Chambre 4 A, 31 décembre 2024 — 24/03940

other Cour de cassation — Chambre 4 A

Texte intégral

EP/KG

MINUTE N° 24/1095

Copie exécutoire

aux avocats

le

Le greffier

REPUBLIQUE FRANCAISE

AU NOM DU PEUPLE FRANCAIS

COUR D'APPEL DE COLMAR

CHAMBRE SOCIALE - SECTION A

ARRET DU 31 DECEMBRE 2024

Numéro d'inscription au répertoire général : 4 A N° RG 24/03940

N° Portalis DBVW-V-B7I-IM67

Décision déférée à la Cour : 12 Décembre 2023 par la COUR D'APPEL DE COLMAR

Requête en rectification d'erreur matérielle de la minute 23/849 du 12 décembre 2023

APPELANTE :

Association AGS - CGEA DE [Localité 3]

prise en la personne de son représentant légal

[Adresse 6]

[Adresse 6]

[Localité 3]

Représentée par Me Marc STAEDELIN, avocat au barreau de MULHOUSE

INTIMES :

Monsieur [I] [M]

[Adresse 2]

[Localité 5]

Représenté par Me Nadine HEICHELBECH, avocat à la Cour

S.E.L.A.R.L. HARTMANN ET CHARLIER ès-qualité de mandataire liquidateur de la SA MUNCH CONSTRUCTIONS METALLIQUES

prise en la personne de son représentant légal

[Adresse 1]

[Localité 4]

Représentée par Me Julien TRENSZ, avocat au barreau de MULHOUSE

COMPOSITION DE LA COUR :

Après invitation aux parties de conclure, la Cour composée de :

Mme DORSCH, Président de chambre

M. PALLIERES, Conseiller,

M. LE QUINQUIS, Conseiller

qui en ont délibéré.

ARRET :

- contradictoire

- prononcé par mise à disposition au greffe par M. PALLIERES, Conseiller,

en l'absence du Président de chambre empêché,

- signé par M. PALLIERES, Conseiller, et Mme WOLFF, Greffier, auquel la minute de la décision a été remise par le magistrat signataire.

*****

EXPOSE DU LITIGE

Par arrêt Rg n°21/2453 du 12 décembre 2023, la présente cour a, notamment, fixé la créance de Monsieur [I] [M] (et non [Y], comme indiqué par erreur dans l'arrêt) au passif de la liquidation judiciaire de la Sa Munsch constructions métalliques à la somme de 40 000 euros au titre de l'indemnisation de son préjudice définitif résultant de la perte de chance de percevoir une rente de retraite supplémentaire plus élevée à compter du 1er juillet 2019.

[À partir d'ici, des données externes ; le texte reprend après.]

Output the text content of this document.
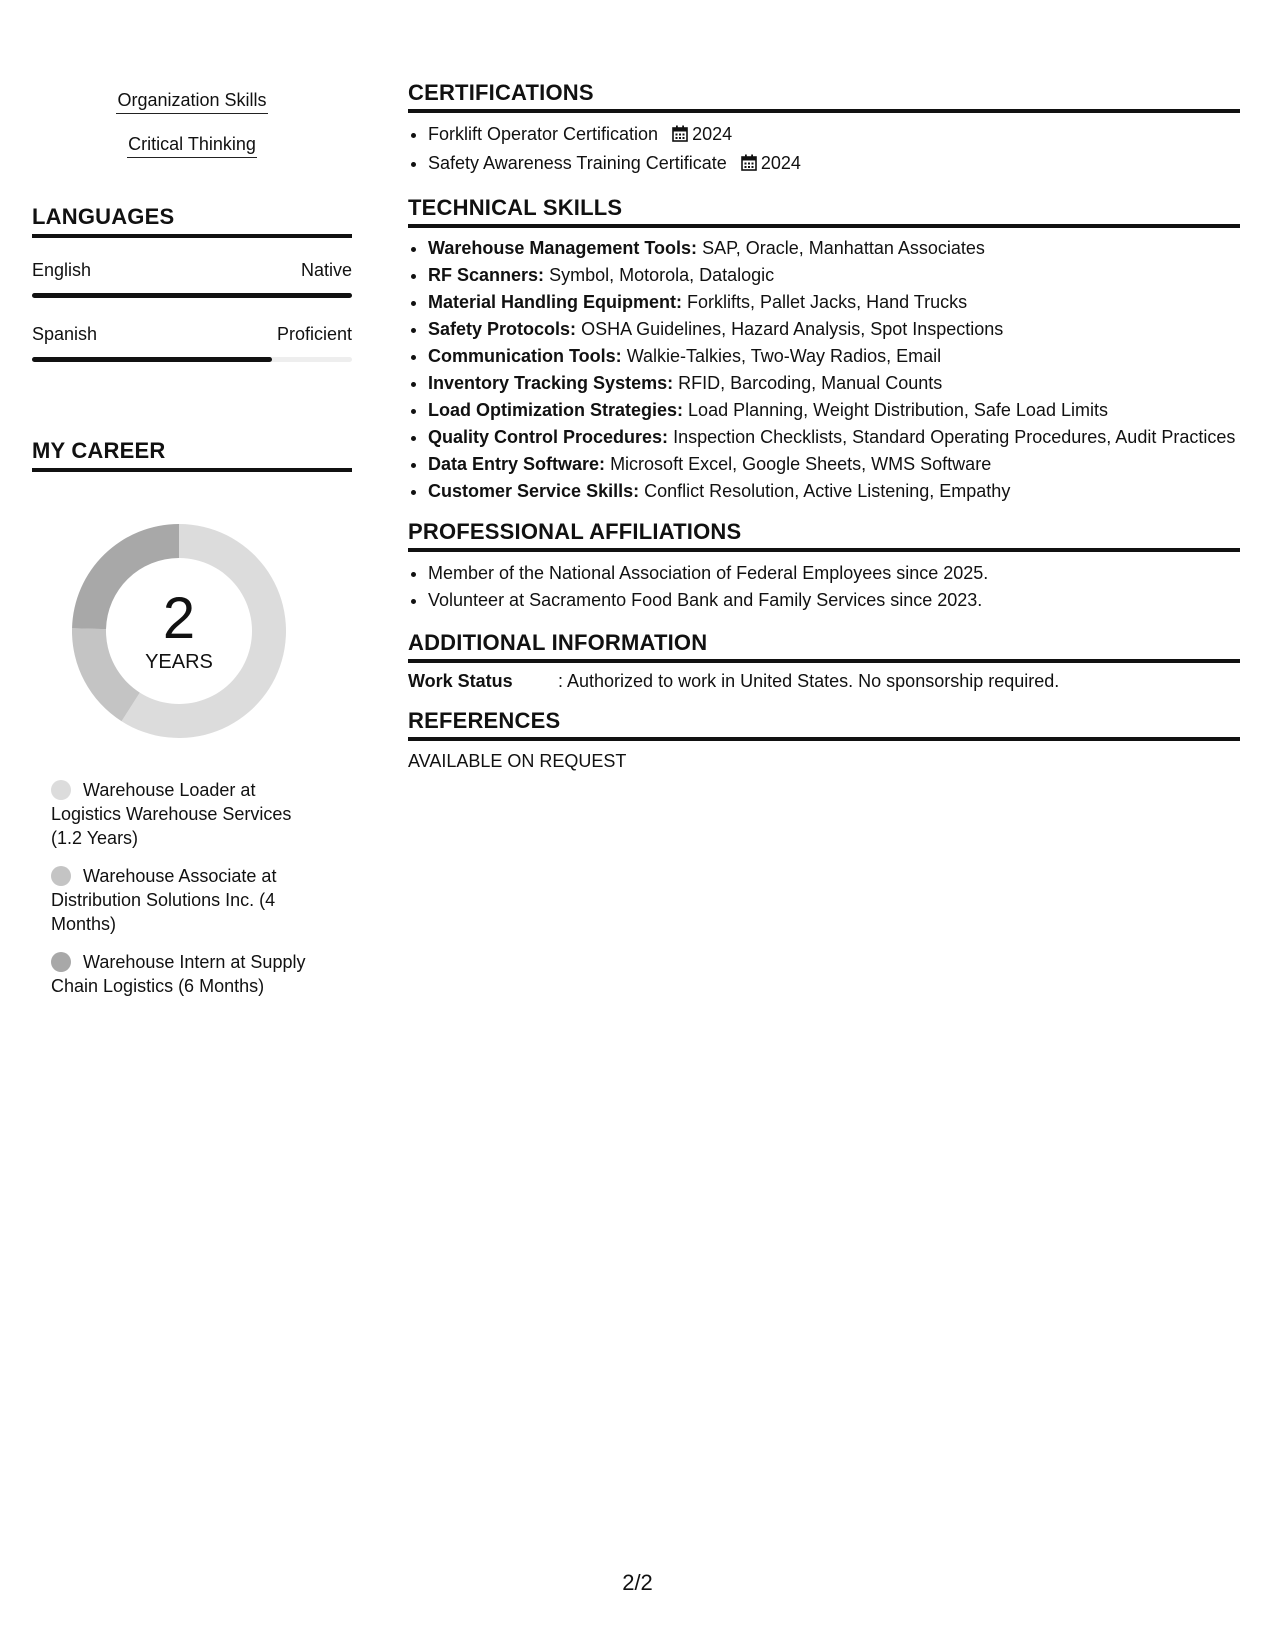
Organization Skills
Critical Thinking
LANGUAGES
English	Native
Spanish	Proficient
MY CAREER
2
YEARS
Warehouse Loader at Logistics Warehouse Services (1.2 Years)
Warehouse Associate at Distribution Solutions Inc. (4 Months)
Warehouse Intern at Supply Chain Logistics (6 Months)
CERTIFICATIONS
• Forklift Operator Certification 2024
• Safety Awareness Training Certificate 2024
TECHNICAL SKILLS
• Warehouse Management Tools: SAP, Oracle, Manhattan Associates
• RF Scanners: Symbol, Motorola, Datalogic
• Material Handling Equipment: Forklifts, Pallet Jacks, Hand Trucks
• Safety Protocols: OSHA Guidelines, Hazard Analysis, Spot Inspections
• Communication Tools: Walkie-Talkies, Two-Way Radios, Email
• Inventory Tracking Systems: RFID, Barcoding, Manual Counts
• Load Optimization Strategies: Load Planning, Weight Distribution, Safe Load Limits
• Quality Control Procedures: Inspection Checklists, Standard Operating Procedures, Audit Practices
• Data Entry Software: Microsoft Excel, Google Sheets, WMS Software
• Customer Service Skills: Conflict Resolution, Active Listening, Empathy
PROFESSIONAL AFFILIATIONS
• Member of the National Association of Federal Employees since 2025.
• Volunteer at Sacramento Food Bank and Family Services since 2023.
ADDITIONAL INFORMATION
Work Status	: Authorized to work in United States. No sponsorship required.
REFERENCES
AVAILABLE ON REQUEST
2/2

Par requête du 21 octobre 2024, Monsieur [I] [M] sollicite la rectification des motifs de l'arrêt en ce qui concerne l'âge indiqué (73 au lieu de 69), page 7, et sur la somme accordée (de 40 000 euros au lieu de 62 143, 61 euros), de même que le dispositif de l'arrêt sur le montant précité.

Vu les écritures de Monsieur [I] [M], du 3 décembre 2024, reprenant les mêmes prétentions,

Vu les écritures de la Selarl Hartmann et Charlier, es qualité de mandataire liquidateur de la société Munsch constructions métalliques, du 2 décembre 2024, invoquant l'irrecevabilité de la requête, et sollicitant, subsidiairement, le rejet des demandes, et, en tout état de cause, la condamnation de Monsieur [I] [M] à lui payer, es qualité, la somme de 1 500 euros au titre de l'article 700 du code de procédure civile, et les dépens,

Vu les écritures de l'Ags de [Localité 3], du 25 novembre 2024, invoquant l'irrecevabilité de la requête, et sollicitant, subsidiairement, le rejet des demandes, et, en tout état de cause, la condamnation de Monsieur [I] [M] à lui payer, es qualité, la somme de 1 000 euros au titre de l'article 700 du code de procédure civile, et les dépens,

Vu l'article 455 du code de procédure civile,

MOTIFS

Sur la rectification d'erreurs matérielles

Vu l'article 462 du code de procédure civile,

Monsieur [I] [M] fait valoir que la cour a évalué la perte de chance à partir de l'âge de 73 ans, et non 69 ans, et que si l'on suivait le raisonnement des parties adverses, il n'aurait aucun complément de retraite entre le 1er juillet 2019 et le 5 juin 2023.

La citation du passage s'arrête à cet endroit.